Indeed, it is not difficult to see that the coefficient of $\bar{x}$ and $\mu$ add up to 1, which is precisely the condition for a linear combination to be considered convex. Now here is the important part: the implication of this observation is that we can consider the MAP estimate of parameter $\theta$ as an interpolation, or more simply, some weighted average between $\bar{x}$ and $\mu$. This interpretation also aligns with the whole notion of Bayesian inference: our knowledge of the parameter is partially defined by the prior, but updated as more data is introduced. And as we obtain larger quantities of data, the relative importance of the prior distribution starts to diminish. Imagine that we have an infinite number of data points. Then, $\theta_{MAP}$ will soley be determined by the likelihood function, as the weight ascribed to the prior will decrease to zero. In other words,

\[\lim_{n \to \infty} \frac{n}{n + \sigma^2} = 1 \\ \lim_{n \to \infty} \frac{\sigma^2}{n + \sigma^2} = 0 \tag{12}\]

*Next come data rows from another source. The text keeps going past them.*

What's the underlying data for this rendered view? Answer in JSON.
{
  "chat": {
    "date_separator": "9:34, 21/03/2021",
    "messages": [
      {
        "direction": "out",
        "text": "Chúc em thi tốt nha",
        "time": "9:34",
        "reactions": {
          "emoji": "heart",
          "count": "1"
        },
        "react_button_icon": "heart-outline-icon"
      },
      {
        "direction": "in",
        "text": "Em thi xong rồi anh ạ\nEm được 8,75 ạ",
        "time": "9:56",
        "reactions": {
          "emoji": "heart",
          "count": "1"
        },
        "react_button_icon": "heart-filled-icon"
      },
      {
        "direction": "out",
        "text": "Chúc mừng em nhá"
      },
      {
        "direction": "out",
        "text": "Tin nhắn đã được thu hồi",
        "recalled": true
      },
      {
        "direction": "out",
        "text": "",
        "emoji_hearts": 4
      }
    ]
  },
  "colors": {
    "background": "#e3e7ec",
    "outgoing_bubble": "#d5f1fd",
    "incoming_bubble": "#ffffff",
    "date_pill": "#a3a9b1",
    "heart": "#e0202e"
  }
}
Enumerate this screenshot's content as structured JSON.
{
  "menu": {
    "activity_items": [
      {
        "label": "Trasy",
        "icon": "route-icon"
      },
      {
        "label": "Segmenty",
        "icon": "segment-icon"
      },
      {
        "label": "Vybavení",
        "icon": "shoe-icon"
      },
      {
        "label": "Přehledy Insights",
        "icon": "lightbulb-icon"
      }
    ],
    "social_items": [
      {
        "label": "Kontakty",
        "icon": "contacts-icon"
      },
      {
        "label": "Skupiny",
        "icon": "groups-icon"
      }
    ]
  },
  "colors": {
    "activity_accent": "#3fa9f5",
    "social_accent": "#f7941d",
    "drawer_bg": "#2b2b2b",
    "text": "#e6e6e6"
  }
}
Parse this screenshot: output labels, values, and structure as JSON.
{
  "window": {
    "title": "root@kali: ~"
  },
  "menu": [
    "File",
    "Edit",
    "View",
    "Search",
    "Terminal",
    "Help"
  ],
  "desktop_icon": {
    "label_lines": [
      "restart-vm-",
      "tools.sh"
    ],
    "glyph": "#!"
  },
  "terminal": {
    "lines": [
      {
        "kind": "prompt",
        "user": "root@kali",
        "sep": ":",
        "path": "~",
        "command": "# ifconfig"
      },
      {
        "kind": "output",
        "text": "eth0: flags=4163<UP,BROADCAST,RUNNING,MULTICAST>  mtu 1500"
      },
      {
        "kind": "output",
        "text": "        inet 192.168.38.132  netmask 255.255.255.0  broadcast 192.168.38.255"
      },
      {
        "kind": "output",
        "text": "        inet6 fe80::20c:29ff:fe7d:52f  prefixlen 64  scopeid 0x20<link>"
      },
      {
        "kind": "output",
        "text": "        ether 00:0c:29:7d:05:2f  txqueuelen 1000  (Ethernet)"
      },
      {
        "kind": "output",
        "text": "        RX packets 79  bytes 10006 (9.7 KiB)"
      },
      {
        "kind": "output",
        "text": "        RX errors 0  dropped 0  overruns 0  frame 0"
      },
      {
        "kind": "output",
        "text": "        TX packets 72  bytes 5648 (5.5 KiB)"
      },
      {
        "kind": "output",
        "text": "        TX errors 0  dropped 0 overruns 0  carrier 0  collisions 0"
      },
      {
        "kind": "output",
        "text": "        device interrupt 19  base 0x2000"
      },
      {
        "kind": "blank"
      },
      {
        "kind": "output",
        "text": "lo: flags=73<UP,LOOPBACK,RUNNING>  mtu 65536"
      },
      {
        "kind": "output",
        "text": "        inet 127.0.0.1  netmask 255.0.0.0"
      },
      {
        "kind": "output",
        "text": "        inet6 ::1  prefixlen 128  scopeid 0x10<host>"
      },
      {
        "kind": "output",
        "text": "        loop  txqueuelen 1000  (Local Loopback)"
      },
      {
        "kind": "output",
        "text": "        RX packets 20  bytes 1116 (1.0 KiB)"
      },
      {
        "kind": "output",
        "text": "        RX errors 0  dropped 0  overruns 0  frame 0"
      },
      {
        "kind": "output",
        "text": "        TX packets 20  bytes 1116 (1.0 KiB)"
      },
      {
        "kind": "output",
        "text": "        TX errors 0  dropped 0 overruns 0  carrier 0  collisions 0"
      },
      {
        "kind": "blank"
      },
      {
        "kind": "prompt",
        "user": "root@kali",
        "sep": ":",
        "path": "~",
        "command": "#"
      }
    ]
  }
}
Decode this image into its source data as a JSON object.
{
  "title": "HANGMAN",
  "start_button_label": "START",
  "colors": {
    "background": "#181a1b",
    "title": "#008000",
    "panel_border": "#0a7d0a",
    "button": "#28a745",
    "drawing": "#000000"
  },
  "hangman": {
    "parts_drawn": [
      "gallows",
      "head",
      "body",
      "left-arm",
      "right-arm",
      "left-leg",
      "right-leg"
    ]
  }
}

Conversely, we can imagine how having no data points at all would cause the weight values to shift in favor of the prior such that no importance is ascribed to the MLE estimate of the parameter.


In this short article, we reviewed the concept of maximum a posteriori and developed a useful intuition about its result from the perspective of convex combinations. Maximum a posteriori, alongside its close relative maximum likelihood estimation, is an interesting topic that deserives our attention. Hopefully through this post, you gained a better understanding of what the result of an MAP estimation actually means from a Bayesian point of view: a weighted average between the prior mean and the MLE estimate, where the weight is determined by the number of data points at our disposal. Also, I just thought that the name “convex conbinations” is pretty cool. The fancier the name, the more desire to learn—it is a natural human instinct indeed.

I hope you enjoyed reading this article. In the next post, we will continue our discussion by exploring the concept of conjugate priors, which is something that we have always assumed as true and glossed over, yet is arguably what remains at the very core of Bayesian analysis.